34-12-56-78 Tchekhov c. État d'Israël, P.D. 51 (2)
Ainsi, l'affirmation de la plaignante selon laquelle l'accident s'est produit sur le chemin du retour du travail a été contredite. Il convient de noter que la plaignante n'a pas insisté pour interroger le rapport de localisation, et elle a également ignoré ces données dans les résumés de ses allégations, et en tout cas n'a pas fourni d'explication pour les données détaillées dans ce rapport.
- La demande de la plaignante a également été contredite en tenant compte du temps de trajet estimé, tel qu'indiqué par son témoignage, par opposition au moment où elle a quitté son lieu de travail et au moment où l'accident s'est produit.
Le rapport de présence joint à la plainte indique que le demandeur a quitté le travail à 17h54. L'heure de l'accident, selon l'affidavit de la plaignante, est 18h49 (ce qui est également évident dans le rapport de police), c'est-à-dire que l'accident s'est produit environ une heure après que la plaignante ait quitté son travail. La plaignante a été interrogée lors de son interrogatoire sur le temps estimé de trajet entre son lieu de travail et son domicile, et a répondu que le temps nécessaire pour quitter le travail à partir du moment où la carte a été tamponnée, soit environ 7 à 10 minutes, devait être pris en compte, puis elle a déclaré : « Oui, c'est à peu près, donc le trajet est d'environ 40 minutes, encore moins si l'on fait le calcul réel » (p. 8, paras. 11-22). Ainsi, le temps estimé de trajet entre le lieu de travail et le lieu de résidence de la demanderesse, qui est d'environ 40 minutes au maximum, est incompatible avec le fait que l'accident s'est produit environ une heure après le départ de la plaignante, d'autant plus que, selon la plaignante, l'accident s'est produit avant qu'elle n'atteigne son domicile.
- D'après ce qui précède, il est clair que l'accident ne s'est pas produit sur le chemin de travail de la plaignante vers son domicile, ou qu'il s'est produit lors d'une déviation ou d'une interruption par rapport à la route habituelle.

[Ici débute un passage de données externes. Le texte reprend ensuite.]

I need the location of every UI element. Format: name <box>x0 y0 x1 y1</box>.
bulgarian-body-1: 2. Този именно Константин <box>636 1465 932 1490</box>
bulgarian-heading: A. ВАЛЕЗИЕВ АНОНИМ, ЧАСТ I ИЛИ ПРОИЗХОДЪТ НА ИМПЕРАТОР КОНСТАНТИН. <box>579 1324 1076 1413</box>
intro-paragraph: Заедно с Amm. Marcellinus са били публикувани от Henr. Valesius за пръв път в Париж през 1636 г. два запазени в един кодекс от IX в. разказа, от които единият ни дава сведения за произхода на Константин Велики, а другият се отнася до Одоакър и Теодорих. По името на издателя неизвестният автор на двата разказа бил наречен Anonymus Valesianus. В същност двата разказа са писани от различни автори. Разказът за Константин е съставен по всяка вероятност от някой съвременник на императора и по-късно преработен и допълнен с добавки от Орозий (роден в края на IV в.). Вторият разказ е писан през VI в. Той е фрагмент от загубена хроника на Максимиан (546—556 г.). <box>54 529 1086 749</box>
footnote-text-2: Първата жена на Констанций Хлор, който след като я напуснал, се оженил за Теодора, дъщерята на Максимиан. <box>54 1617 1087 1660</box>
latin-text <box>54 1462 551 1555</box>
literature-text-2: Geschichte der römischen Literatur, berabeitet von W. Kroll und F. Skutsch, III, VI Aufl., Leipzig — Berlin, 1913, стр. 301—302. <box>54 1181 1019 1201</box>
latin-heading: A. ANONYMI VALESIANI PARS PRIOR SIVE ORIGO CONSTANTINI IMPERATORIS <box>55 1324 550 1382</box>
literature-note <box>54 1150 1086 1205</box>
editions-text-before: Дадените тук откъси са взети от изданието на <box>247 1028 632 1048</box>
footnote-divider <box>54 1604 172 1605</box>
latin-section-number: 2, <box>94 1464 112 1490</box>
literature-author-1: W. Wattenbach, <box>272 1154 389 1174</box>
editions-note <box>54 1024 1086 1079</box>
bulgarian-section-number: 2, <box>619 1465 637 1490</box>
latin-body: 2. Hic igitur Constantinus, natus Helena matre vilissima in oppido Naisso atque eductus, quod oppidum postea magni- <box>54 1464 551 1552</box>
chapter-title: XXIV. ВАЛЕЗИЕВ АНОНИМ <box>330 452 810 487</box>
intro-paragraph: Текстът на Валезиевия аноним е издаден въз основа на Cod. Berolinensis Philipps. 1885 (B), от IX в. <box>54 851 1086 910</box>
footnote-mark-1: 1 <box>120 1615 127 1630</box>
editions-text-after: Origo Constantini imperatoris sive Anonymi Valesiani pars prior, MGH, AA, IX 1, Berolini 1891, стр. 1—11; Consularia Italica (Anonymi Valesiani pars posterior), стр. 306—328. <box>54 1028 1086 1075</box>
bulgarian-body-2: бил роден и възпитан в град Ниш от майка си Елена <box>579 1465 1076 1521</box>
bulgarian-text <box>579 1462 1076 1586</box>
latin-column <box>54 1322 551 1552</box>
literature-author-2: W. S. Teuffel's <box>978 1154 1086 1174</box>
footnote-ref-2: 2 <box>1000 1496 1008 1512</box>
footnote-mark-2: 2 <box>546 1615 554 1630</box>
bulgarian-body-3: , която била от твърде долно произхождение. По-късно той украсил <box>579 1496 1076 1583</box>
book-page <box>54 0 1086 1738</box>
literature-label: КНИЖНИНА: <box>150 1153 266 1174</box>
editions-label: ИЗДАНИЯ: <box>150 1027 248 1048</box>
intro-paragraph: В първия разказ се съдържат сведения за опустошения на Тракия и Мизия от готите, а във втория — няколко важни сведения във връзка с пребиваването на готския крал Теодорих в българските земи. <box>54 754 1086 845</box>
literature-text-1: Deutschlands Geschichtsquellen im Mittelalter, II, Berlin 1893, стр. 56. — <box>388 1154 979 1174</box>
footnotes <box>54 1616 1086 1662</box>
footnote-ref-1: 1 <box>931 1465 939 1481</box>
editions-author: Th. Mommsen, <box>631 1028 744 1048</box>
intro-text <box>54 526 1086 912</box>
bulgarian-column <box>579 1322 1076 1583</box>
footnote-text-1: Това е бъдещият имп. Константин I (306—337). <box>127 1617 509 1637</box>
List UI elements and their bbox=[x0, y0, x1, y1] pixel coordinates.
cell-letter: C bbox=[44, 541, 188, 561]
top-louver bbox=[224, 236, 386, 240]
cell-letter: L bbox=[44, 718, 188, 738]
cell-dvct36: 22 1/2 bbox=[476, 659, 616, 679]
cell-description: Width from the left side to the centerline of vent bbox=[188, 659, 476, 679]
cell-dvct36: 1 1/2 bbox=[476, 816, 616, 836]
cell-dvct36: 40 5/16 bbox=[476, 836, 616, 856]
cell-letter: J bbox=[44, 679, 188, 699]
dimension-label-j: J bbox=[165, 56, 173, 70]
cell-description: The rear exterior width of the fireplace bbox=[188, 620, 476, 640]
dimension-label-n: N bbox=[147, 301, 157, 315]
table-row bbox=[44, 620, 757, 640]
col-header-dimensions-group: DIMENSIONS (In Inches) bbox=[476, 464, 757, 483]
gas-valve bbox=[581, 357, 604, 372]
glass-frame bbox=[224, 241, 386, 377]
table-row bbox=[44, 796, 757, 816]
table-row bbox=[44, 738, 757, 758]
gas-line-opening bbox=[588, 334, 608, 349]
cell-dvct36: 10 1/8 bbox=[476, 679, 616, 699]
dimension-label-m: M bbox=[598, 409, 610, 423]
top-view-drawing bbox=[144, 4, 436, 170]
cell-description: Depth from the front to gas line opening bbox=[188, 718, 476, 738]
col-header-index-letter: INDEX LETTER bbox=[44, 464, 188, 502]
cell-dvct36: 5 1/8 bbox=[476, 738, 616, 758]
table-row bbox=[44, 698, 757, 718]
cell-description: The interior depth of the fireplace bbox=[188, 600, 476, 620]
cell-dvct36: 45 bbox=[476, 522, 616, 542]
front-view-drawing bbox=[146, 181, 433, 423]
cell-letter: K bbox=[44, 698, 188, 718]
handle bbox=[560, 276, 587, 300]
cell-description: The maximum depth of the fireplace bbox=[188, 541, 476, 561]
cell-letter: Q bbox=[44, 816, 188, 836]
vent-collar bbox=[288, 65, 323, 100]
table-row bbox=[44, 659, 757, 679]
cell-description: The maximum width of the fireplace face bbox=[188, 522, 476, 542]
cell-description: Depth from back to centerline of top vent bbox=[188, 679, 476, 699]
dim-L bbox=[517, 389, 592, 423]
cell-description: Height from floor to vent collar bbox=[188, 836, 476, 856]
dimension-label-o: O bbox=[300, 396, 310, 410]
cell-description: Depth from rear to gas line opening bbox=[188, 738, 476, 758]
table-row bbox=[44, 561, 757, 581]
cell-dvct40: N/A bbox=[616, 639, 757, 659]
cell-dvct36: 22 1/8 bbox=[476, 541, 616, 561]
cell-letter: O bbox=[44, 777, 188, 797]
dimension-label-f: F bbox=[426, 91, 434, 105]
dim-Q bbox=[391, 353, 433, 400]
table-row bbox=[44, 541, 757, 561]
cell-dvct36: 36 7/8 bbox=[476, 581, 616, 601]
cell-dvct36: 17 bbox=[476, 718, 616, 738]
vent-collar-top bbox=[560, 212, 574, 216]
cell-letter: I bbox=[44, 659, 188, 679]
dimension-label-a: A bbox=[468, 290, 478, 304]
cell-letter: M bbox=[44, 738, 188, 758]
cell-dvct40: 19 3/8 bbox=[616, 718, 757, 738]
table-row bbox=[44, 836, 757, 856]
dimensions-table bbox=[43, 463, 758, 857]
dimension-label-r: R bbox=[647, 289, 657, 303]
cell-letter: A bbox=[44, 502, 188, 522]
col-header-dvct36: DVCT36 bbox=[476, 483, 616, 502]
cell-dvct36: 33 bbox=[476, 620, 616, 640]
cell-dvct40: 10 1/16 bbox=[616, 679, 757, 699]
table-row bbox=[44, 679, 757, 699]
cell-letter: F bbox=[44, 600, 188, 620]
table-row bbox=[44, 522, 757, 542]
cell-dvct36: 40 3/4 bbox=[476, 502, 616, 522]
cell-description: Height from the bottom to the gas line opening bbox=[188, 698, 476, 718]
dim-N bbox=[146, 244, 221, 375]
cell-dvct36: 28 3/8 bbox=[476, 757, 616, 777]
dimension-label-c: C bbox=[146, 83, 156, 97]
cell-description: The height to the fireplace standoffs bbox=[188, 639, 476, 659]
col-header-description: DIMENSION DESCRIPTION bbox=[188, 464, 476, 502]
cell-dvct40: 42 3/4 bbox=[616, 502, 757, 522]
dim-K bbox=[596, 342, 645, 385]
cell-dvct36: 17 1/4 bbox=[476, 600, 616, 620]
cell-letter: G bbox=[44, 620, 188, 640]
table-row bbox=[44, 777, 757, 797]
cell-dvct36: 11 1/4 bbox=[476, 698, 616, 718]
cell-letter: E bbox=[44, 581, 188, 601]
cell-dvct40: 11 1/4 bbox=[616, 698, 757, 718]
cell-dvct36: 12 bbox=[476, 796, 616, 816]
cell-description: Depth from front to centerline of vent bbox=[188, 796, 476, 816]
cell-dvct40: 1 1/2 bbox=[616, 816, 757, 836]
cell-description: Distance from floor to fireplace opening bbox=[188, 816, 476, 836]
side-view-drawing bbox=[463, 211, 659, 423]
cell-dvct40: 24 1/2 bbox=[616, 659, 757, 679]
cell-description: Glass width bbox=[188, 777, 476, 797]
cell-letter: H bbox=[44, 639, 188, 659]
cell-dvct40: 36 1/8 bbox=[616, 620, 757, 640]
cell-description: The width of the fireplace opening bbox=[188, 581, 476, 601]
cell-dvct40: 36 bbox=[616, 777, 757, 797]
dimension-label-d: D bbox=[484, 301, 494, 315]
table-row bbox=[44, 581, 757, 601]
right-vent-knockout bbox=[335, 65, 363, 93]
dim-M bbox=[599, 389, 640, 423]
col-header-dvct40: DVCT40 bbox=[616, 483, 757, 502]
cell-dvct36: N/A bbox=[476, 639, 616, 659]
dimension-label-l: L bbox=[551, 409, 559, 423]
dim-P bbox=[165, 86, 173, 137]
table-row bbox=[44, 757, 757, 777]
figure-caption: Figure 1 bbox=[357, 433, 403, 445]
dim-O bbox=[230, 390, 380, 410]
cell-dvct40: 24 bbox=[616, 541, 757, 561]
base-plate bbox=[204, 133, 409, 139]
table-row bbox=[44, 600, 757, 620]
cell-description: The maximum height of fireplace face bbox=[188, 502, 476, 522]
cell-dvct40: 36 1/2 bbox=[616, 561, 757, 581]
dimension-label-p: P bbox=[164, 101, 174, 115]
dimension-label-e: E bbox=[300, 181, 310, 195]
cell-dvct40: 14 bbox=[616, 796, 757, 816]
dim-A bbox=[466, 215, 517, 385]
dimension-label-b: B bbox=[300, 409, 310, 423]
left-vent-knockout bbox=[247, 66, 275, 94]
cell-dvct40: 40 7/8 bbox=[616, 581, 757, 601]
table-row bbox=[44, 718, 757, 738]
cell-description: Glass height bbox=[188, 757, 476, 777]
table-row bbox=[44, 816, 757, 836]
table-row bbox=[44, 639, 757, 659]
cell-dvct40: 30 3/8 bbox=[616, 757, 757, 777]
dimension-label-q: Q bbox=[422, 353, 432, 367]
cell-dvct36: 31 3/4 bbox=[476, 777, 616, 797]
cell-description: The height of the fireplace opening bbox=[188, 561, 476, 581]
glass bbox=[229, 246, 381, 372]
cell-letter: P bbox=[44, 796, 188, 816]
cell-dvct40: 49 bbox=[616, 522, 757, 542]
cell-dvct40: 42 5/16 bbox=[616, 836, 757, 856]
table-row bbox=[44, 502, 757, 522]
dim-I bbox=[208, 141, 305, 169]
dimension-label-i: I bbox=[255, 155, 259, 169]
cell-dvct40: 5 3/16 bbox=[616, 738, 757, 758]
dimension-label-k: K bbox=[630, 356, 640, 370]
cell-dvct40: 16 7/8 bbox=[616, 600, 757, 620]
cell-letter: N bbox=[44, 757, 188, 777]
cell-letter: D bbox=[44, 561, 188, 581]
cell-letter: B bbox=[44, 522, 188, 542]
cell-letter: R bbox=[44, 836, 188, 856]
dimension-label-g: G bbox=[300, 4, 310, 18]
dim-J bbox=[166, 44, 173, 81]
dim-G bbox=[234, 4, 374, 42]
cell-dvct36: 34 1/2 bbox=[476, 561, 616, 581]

Les deux options conduisent à la conclusion claire que l'accident ne doit pas être considéré comme un accident du travail.
- Il convient de noter plus que nécessaire que les preuves présentées par la plaignante ne prouvent pas non plus sa version selon laquelle l'accident s'est produit sur le chemin du retour du travail. Ainsi, par exemple, lors de son contre-interrogatoire, la demanderesse a spontanément présenté un message qu'elle avait envoyé à son responsable, dès le matin du lendemain du jour suivant la date de l'accident (p. 14, par. 3). Dans le même message, la plaignante a informé le responsable de l'accident, mais elle n'a pas mentionné que l'accident s'était produit alors qu'elle rentrait du travail. La seule preuve pouvant étayer la version de la plaignante est le premier certificat médical de la victime d'un accident du travail daté du 20 août 2024 (N/5), dans lequel il était noté que « hier, elle a été impliquée dans un accident de la route en rentrait le travail », mais compte tenu de ce qui précède, cette preuve peut au mieux conduire à conclure que l'accident s'est produit lors d'une déviation ou d'une rupture de la route habituelle, et la version de la plaignante n'inclut pas les affirmations factuelles concernant une déviation ou une rupture de la route. Quoi qu'il en soit, rien n'a été contesté quant à la nature de cette déviation.
- Sur la base de tout ce qui précède, la demande est rejetée. Puisqu'il s'agit d'une réclamation dans le domaine de la sécurité sociale, et non sans hésitation, il n'y a pas d'ordonnance pour les frais.
- Le droit de faire appel de ce jugement devant la Cour nationale du travail, dans les 30 jours suivant sa réception.
Il sera remis aujourd'hui, le 12 août 2026, en l'absence des parties, et leur sera envoyé.